Daphne Palasi Andreades’s Brown Girls is a triumph. Ambitious in scope, and realised with radiance, heart and bone-deep power, it lays bare the lives of a group of brown girls from Queens through blending detail with a chorus of voices (the narrative uses a collective “we”). It’s an all-consuming, all-encompassing musical ode; a beautiful book that takes in the complex, often conflicted ways women’s lives and communities come together, diverge, return and shift, while also taking in themes around immigration, diaspora, class, and colonialism.

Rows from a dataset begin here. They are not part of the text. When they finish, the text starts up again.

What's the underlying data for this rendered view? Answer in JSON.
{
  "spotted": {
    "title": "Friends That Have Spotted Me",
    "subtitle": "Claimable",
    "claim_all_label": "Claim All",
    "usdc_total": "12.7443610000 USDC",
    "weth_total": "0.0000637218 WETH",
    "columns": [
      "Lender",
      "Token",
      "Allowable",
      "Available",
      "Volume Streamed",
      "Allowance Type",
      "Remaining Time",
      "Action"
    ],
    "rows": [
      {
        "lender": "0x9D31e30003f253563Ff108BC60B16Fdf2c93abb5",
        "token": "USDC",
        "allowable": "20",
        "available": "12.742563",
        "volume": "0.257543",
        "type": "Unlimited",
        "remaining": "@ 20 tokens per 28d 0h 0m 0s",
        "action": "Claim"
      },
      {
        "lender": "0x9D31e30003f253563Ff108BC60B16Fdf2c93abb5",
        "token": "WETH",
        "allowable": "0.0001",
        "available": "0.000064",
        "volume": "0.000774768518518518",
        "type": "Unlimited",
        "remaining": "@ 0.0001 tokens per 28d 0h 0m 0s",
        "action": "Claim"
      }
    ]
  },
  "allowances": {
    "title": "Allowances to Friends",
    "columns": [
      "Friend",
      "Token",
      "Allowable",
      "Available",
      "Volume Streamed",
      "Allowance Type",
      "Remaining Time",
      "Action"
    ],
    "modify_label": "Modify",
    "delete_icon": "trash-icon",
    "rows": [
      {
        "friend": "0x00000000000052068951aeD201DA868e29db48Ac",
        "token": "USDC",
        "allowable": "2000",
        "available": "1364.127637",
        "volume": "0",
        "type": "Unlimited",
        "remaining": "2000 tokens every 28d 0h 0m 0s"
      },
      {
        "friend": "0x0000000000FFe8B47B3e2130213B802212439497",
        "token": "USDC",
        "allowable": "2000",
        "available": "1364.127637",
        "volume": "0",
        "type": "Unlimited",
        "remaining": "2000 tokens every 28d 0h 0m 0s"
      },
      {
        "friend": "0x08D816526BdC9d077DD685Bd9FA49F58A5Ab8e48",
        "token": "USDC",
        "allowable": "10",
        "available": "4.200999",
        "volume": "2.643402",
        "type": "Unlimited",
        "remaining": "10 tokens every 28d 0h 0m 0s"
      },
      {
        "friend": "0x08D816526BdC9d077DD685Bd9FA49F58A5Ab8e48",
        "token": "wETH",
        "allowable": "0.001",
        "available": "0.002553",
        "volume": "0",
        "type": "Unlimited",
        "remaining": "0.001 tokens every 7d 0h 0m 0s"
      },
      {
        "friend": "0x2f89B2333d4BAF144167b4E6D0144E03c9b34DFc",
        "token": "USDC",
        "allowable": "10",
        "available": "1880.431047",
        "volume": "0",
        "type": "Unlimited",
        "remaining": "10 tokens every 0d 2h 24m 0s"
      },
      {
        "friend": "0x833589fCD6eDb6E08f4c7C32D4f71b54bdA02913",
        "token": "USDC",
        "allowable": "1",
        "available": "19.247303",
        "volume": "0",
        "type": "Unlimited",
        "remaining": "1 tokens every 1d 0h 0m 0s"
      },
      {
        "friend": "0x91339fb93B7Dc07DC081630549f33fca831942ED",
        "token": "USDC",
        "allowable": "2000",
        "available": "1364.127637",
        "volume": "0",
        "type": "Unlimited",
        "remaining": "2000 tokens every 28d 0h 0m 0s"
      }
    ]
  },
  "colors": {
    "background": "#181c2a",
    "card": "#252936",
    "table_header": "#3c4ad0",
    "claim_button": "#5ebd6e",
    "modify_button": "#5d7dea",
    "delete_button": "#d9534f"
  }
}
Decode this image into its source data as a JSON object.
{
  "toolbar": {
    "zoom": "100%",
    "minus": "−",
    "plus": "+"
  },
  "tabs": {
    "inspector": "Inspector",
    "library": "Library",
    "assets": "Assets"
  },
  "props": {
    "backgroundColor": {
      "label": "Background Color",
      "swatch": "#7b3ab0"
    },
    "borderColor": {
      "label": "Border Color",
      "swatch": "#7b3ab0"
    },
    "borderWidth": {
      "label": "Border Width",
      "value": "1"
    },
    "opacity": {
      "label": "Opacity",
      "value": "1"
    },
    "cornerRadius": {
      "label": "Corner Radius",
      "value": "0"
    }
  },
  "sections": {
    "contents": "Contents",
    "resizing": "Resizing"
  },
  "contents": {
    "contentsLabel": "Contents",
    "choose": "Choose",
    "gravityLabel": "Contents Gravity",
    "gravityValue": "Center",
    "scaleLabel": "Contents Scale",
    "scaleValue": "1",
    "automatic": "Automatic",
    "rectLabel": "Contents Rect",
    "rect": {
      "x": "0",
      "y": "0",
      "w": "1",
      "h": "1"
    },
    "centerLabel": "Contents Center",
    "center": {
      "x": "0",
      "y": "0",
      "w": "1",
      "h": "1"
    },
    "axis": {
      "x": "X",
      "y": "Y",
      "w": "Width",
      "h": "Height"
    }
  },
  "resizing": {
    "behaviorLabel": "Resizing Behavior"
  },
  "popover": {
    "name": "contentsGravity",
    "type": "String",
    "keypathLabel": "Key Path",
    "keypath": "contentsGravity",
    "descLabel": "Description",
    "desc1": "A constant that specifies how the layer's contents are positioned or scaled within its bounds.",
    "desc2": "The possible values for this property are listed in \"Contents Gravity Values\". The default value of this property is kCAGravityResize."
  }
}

The writing is electric from the off: “We live in the dregs of Queens, New York, where airplanes fly so low that we are certain they will crush us. On our block, a lonely tree grows. Its branches tangle in power lines. Its roots upend side-walks where we ride our bikes before they are stolen. Roots that render the concrete slabs uneven.” These opening lines, this opening image, serves as a smart foreshadowing of the girls’ lives. As we follow them through childhood, girlhood, adolescence, college, careers, motherhood, and beyond, many move beyond their Queens’ roots, some return to their ancestors’ roots for a time, and there are tangles at every turn. The uneven footings and upended paths are perhaps most sharply seen when some of the young women experience alienating visits to their mother and fatherlands, and return to the US to realise all the more sharply that “existing in these bodies means holding many worlds within us”, with white people deeming “us and our families the good immigrants, the hard-working ones,” and the girls expected to be “grateful brown people” in the US. Then there’s the paradox that those among the girls who become big shots (“paragons of the American dream”) wind up being rendered faceless, leading to existential “Who the fuck are we?” questions. What an extraordinary debut - it’s ablaze with wisdom and love.